Despite all the reported safety problems with the Dreamliner 787, Boeing had a terrific month to close out 2012. The company received 183 orders in December, a pickup in pace over the 124 in November (and the 101.8% decline for non-defense aircraft in August 2012). That led to a headline increase in total durable goods orders of 4.6%, cheering markets in the US and elsewhere.

Outside of Boeing, however, the picture is far less robust and the downward channel for the goods economy that has existed since early 2012 remains undisturbed. Stripping out the Boeing effect (as well as the usual seasonal adjustments) we see that shipments and new orders have fallen to very near their lowest pace of the year.

In terms of forecasting capital expenditures, the charts for nondefense capital goods (ex aircraft) are very nearly, and uncannily, identical to the full durable goods chart posted above.

The only difference between them appears to be the degree to which new orders have contracted throughout the middle of 2012 (worse for capital goods).

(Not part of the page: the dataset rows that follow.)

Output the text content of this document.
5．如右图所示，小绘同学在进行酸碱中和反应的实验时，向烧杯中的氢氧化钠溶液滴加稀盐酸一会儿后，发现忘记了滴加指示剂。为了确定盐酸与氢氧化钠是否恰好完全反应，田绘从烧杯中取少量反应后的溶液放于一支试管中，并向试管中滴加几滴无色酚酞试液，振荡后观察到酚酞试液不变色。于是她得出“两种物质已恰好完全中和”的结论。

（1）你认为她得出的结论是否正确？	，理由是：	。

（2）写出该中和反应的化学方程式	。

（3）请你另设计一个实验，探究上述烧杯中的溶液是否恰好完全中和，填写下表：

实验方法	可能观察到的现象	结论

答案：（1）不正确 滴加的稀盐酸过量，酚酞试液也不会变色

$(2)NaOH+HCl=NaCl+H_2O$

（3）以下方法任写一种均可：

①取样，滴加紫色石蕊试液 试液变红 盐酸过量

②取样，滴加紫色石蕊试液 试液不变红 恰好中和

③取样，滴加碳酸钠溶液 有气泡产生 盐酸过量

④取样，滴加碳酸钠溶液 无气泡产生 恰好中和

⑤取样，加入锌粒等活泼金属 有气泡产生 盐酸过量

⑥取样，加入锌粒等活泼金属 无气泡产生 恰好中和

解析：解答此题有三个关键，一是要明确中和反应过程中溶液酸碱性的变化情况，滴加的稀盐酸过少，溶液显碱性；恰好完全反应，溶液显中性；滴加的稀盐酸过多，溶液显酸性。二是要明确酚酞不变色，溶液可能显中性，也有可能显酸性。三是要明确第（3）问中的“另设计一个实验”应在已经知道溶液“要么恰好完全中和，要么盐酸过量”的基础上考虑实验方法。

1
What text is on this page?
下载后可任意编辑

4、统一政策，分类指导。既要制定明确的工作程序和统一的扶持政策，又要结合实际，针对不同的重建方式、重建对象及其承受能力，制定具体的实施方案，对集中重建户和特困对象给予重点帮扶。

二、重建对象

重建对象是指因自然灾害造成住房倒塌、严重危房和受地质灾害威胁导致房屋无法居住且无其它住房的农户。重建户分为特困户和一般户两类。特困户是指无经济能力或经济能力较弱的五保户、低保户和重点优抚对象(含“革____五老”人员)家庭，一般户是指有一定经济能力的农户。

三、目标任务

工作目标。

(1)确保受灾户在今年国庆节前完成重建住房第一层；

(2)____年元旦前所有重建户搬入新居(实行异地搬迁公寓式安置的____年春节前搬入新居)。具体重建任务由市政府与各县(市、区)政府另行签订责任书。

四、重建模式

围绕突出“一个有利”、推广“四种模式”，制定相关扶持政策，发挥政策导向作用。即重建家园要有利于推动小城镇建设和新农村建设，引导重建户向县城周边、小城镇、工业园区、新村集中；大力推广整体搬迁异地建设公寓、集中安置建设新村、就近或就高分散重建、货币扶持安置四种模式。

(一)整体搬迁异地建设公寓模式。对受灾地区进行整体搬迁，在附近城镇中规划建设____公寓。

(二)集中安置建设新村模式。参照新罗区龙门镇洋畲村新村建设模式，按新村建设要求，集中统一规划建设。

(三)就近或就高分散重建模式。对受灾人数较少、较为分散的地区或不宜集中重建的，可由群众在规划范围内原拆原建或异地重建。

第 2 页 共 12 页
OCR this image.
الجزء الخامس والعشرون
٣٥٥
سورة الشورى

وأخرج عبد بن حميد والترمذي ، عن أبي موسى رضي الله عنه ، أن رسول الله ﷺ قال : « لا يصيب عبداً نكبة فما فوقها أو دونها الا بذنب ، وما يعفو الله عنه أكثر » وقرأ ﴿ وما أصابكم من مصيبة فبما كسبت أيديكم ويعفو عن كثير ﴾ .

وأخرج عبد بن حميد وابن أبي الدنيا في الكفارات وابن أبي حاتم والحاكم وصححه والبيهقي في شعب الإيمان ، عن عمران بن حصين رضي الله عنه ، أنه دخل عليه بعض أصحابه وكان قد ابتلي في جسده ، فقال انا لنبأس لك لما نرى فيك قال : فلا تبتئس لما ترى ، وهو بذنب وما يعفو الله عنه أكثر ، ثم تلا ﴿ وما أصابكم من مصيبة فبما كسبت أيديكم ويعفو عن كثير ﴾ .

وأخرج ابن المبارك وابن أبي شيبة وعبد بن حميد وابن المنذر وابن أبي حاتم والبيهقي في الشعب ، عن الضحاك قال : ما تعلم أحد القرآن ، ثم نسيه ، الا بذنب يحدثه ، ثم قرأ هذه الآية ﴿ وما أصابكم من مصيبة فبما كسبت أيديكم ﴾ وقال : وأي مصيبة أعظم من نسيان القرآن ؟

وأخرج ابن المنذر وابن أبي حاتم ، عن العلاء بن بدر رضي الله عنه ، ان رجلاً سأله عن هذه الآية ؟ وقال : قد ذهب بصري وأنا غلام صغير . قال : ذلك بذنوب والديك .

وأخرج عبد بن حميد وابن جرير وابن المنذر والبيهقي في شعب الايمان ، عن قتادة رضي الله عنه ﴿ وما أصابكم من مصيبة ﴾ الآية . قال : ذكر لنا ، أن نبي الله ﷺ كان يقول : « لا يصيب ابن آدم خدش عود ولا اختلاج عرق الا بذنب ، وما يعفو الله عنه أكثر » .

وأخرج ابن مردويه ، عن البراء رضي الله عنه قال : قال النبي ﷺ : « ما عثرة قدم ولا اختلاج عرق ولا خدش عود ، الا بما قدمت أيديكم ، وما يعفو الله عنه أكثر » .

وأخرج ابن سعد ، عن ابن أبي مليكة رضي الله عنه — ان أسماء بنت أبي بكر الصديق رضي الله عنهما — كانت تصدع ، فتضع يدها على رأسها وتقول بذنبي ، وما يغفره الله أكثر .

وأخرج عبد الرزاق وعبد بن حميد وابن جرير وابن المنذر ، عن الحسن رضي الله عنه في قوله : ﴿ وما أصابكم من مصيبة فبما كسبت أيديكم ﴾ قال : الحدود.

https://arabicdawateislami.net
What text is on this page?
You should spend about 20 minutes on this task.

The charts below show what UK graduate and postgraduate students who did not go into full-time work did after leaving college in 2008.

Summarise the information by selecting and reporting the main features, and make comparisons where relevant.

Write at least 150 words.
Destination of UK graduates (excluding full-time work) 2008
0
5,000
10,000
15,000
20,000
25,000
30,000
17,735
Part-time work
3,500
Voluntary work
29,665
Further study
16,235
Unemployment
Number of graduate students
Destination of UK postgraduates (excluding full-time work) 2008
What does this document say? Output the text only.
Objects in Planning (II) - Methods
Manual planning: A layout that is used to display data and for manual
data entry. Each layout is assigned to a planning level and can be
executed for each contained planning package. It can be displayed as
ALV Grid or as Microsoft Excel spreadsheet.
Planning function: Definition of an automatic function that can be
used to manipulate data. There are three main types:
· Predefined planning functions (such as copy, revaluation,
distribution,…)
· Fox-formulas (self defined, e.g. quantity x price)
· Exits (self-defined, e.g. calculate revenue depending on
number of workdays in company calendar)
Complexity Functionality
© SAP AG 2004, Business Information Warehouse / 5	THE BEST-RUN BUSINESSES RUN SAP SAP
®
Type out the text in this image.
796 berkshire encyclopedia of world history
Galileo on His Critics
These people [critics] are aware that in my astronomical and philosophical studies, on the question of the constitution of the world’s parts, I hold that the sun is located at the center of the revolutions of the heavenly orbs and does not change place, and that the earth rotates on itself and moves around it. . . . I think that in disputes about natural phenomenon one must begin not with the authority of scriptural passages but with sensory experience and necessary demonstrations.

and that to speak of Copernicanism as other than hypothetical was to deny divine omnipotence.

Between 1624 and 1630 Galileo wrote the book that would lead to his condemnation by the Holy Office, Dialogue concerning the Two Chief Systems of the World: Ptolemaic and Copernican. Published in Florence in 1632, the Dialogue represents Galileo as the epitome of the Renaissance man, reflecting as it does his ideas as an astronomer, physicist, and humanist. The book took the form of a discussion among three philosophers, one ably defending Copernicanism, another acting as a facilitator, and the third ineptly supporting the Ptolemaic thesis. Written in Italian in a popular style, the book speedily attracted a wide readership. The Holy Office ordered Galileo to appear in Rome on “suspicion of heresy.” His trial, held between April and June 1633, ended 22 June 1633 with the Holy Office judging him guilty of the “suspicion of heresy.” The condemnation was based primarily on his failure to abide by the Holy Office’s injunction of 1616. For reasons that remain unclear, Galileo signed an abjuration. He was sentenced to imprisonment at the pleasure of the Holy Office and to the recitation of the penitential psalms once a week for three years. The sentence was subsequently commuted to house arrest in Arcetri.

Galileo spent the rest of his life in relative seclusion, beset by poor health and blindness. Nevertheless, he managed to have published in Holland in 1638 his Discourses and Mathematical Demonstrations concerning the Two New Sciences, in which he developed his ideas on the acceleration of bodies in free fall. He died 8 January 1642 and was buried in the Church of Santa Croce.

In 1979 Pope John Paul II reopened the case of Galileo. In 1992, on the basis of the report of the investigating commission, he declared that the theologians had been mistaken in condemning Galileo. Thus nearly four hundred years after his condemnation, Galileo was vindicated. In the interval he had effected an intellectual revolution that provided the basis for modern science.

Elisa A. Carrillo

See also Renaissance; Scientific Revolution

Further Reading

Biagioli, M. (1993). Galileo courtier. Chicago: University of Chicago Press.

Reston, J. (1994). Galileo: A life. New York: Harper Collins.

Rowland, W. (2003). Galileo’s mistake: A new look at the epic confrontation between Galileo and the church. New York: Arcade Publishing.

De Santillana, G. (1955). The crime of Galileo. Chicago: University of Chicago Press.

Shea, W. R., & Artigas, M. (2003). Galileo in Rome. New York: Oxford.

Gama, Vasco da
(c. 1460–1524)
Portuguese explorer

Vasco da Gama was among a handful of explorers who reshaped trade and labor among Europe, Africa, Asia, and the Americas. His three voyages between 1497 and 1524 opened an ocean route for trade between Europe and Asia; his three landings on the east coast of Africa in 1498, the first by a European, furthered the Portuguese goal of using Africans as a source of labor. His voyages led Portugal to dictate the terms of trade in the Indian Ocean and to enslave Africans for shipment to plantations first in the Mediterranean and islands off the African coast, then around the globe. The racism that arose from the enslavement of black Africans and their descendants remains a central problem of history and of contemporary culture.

The relation between capital expenditures and the overall goods economy is usually pretty close, but this nearly coincident movement in timing and degree is rather interesting. That would indicate that businesses are very much attuned to the discretionary consumer environment and are reacting in close proximity to changes in consumer appetite.

Not only is that disconcerting when compared to the previous steady trend, but the last two months of the year normally convey an upward bias. The fact that both November and December fell well off the recovery trend is good confirmation that contraction in the goods economy has not much abated. In the historical context, November & December 2012 were the worst performance since 2000, meaning that the just concluded year in the goods economy actually underperformed 2007 by a significant degree.

I think we can conclude that a full-blown contraction of any significant scale is not yet apparent, but that is certainly the track that the goods economy is on. Both durable goods and nondefense capital goods (ex trans and aircraft, respectively) unambiguously confirm that analysis despite the headlines of seasonally adjusted strength.